# Iambic Pentameter



## The Admiral (Nov 14, 2003)

This one might be a bit challenging.  All posts on this thread must be written in quatrains; sets of 4 lines written in iambic pentameter.  Iambic pentameter is a set of five iambs, and iambs are a pair of syllables (an unstressed syllable followed by a stressed syllable).  The first and third lines of each quatrain must rhyme, and the second and fourth lines must also rhyme.  Here's an example:

Shall I compare thee to a summer's day?
Thou art more lovely and more temperate.
Rough winds do shake the darling buds of May,
And summer's lease hath all too short a date.

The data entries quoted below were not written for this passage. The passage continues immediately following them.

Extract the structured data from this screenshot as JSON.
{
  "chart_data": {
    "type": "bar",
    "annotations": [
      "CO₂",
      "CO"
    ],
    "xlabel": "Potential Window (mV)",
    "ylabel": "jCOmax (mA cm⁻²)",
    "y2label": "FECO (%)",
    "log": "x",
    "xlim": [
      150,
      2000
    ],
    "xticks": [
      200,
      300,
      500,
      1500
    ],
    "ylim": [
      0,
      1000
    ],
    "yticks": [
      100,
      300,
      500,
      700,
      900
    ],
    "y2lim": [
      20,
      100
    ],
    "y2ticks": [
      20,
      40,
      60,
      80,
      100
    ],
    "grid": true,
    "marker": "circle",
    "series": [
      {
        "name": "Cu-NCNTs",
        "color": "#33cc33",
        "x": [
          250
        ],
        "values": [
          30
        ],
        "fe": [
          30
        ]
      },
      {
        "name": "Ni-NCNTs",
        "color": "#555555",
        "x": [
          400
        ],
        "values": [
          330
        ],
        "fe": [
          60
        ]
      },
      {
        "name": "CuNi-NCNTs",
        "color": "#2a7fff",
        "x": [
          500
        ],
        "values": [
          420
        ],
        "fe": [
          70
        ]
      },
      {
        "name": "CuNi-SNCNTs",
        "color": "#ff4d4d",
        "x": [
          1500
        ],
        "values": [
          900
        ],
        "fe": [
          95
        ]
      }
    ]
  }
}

I'm too lazy/busy to start off (I really am doing something else at the moment), but I thought I'd post this now since it was on my mind and so that anyone who wanted to would have more time to respond.  *shrug*


----------



## Monkey_Man (Nov 16, 2003)

How are you on this fine autumn day?
The leaves drift downward as rain from the trees, 
The children outside, they yell and play,
Of course, I spend my day eating cheddar cheese.


----------



## Beatrice Boyle (Nov 17, 2003)

The day is done and I have earned my rest
The Battle's won, I'm laying down my sword
I'm praying lord, that I have done my best
I'm going home to you, that's my reward


----------